Thoughts based on New York State election law:
     Base nomination is by petition, signed by 5% of the voters 
in the election district, each voter permitted to sign ONLY ONE 
petition for an office.  This gets:
        Wannabe candidates who are rotten lemons do not get signers.
        Theoretical limit is 20 candidates (practical limit much less).
     I assume any voter can sign any petition, but that loyal 
party members will sign party petitions.
     For districts with thousands of voters, petition requirement is 
set less than 5% - this works, for petitioning is hard work.
     Parties can make single nominations for some offices, such as 
governor.  Based on going exclusively for petitions not worth it here.
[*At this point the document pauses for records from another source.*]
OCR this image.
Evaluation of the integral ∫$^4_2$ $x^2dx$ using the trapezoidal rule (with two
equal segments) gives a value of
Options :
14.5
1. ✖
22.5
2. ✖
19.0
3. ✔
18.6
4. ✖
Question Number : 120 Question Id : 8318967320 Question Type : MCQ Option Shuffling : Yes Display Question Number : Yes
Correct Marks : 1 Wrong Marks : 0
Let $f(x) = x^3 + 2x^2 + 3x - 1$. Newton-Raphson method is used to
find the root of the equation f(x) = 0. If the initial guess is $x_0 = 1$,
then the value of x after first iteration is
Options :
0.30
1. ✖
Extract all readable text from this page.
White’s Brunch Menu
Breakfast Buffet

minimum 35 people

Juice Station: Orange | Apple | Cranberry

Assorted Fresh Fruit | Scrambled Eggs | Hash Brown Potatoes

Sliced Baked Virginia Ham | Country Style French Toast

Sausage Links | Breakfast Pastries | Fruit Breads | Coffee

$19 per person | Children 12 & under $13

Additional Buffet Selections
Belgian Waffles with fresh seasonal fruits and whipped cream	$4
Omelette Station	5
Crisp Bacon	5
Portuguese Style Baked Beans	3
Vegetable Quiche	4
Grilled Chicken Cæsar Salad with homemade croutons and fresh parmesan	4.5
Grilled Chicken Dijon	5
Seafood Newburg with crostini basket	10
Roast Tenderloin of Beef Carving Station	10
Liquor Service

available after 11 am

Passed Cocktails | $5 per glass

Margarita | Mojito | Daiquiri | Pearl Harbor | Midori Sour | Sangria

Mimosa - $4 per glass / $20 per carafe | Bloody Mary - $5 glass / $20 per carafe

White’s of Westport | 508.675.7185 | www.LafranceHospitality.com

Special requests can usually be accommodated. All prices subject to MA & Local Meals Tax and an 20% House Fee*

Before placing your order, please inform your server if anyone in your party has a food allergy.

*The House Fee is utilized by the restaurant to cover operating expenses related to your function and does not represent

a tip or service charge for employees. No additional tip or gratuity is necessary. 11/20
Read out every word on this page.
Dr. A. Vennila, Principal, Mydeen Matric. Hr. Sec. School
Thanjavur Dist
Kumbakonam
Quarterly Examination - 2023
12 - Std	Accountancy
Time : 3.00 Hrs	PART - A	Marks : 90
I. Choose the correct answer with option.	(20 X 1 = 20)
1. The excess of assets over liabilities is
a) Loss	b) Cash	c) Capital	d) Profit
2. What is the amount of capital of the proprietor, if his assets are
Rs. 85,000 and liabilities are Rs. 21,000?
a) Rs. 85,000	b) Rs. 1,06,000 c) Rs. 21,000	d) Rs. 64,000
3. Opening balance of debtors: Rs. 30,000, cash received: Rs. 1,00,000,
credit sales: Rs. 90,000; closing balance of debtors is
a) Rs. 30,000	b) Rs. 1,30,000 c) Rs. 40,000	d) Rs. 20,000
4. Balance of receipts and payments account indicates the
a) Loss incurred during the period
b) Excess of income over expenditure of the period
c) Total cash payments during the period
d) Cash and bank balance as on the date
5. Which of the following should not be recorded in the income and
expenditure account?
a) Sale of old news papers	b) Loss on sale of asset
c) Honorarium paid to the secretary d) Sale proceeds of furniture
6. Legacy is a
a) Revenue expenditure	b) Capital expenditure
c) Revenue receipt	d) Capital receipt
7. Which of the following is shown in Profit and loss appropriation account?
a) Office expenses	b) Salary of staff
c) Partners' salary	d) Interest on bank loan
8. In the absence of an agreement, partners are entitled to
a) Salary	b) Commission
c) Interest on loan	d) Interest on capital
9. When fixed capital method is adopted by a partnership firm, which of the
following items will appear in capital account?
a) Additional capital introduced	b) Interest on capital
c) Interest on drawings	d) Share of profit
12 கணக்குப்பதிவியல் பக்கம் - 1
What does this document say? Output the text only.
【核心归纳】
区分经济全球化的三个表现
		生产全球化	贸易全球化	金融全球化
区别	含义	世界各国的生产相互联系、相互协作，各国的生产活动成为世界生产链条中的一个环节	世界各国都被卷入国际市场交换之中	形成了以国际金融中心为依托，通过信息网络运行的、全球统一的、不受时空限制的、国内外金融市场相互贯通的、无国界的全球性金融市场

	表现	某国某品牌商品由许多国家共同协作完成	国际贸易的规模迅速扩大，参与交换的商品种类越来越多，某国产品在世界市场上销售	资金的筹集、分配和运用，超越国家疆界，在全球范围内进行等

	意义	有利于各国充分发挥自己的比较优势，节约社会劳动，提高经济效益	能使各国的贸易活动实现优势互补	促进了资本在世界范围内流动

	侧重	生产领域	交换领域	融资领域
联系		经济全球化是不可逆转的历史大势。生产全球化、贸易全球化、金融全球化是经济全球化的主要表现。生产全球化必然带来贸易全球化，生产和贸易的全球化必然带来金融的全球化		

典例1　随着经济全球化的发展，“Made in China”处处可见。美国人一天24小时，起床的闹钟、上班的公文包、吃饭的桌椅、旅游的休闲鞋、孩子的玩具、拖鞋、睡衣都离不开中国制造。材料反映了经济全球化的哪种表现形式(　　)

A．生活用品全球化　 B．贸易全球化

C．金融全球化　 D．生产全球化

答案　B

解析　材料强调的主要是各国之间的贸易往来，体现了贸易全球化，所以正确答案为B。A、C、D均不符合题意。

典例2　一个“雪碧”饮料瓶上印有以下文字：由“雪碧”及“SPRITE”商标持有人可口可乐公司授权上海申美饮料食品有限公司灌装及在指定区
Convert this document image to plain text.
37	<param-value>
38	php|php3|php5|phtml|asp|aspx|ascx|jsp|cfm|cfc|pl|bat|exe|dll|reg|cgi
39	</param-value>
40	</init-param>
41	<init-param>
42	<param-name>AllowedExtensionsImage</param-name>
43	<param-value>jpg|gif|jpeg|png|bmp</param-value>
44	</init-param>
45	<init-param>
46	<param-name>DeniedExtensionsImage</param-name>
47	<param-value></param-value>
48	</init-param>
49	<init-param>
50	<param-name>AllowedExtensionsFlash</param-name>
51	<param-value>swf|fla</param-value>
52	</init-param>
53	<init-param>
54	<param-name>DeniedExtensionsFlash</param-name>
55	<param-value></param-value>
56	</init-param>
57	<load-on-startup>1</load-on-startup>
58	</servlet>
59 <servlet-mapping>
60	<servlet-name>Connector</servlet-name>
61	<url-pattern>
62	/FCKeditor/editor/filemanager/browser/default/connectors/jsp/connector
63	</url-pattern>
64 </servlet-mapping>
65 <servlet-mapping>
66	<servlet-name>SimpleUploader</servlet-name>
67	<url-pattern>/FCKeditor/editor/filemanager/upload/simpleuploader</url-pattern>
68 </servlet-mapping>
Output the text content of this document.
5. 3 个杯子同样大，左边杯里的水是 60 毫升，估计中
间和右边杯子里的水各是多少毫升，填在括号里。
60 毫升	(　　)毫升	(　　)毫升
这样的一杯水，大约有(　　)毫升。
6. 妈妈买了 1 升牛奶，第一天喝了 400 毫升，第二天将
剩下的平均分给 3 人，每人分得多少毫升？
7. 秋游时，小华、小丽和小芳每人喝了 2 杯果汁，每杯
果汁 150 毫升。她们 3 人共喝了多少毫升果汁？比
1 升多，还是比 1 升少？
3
 I believe Ralph's words below agree with what precedes.
> 
>>Democracy is not about being fair to each 
>>voter, as one member of this list recently asserted 
>>during our discussion of the electoral college; it's 
>>about aligning the incentives of society's leaders 
>>with the well-being of the people.
>>
> 
> That's debatable as well. Democracy has always been
> understood as a general means for making decisions that
> affect everyone in a particular group or organization or
> polity. Alternatives to democracy (rule by the people) are
> anarchy (rule by no one), monarchy (rule by one individual),
> oligarchy  (rule by a politically privileged group of people),
> plutocracy (rule by the wealthy), aristocracy (rule by
> hereditary elites), and majority tyranny (rule by majorities
> with no minority rights). Other alternatives that have been
> proposed by political philosphers are polyarchy (Robert
> Dahl's term for rule by multiple interest groups engaged
> in complex patterns of competition and cooperation) and
> demarchy (John Burnheim's term for a system in which
> collective decisions of all kinds are made by many groups
> of different and in most cases specialized kinds that are
> chosen by random selection from among citizens.)
> 
> My preferred definition of democracy is "rule by all of the
> people," which requires (ideally, at least) that all people
> have equal collective decisionmaking power, or equal
> power to participate and determine the outcome of
> collective decisions about matters they care about and
> that affect them.
> 
> But no definition can do more than provide very rough
> guidelines about how decisions are to be made. The
> "devil is in the details" with regard to both democracy
> and all of its alternatives. I suspect  some forms of oligarchy
> or even monarchy would do a better job than some forms
> of democracy of "aligning the incentives of society's leaders
> with the well-being of the people." My own strong opinion
> is that good forms of democracy would do much better
> than any of democracy's alternatives but that no nation
> (and in particular, not the U.S.) has yet come close to
> adopting or creating the best possible democratic
> procedures and institutions. Better voting methods would
> contribute a lot, but they are far from all that is needed,
> and perhaps not what are most important. That is, better
> voting methods are, at most, necessary for improving
> democracy but far from sufficient.
> 
> -Ralph Suter

-- 
  davek at clarityconnect.com    people.clarityconnect.com/webpages3/davek
  Dave Ketchum   108 Halstead Ave, Owego, NY  13827-1708   607-687-5026
            Do to no one what you would not want done to you.
                  If you want peace, work for justice.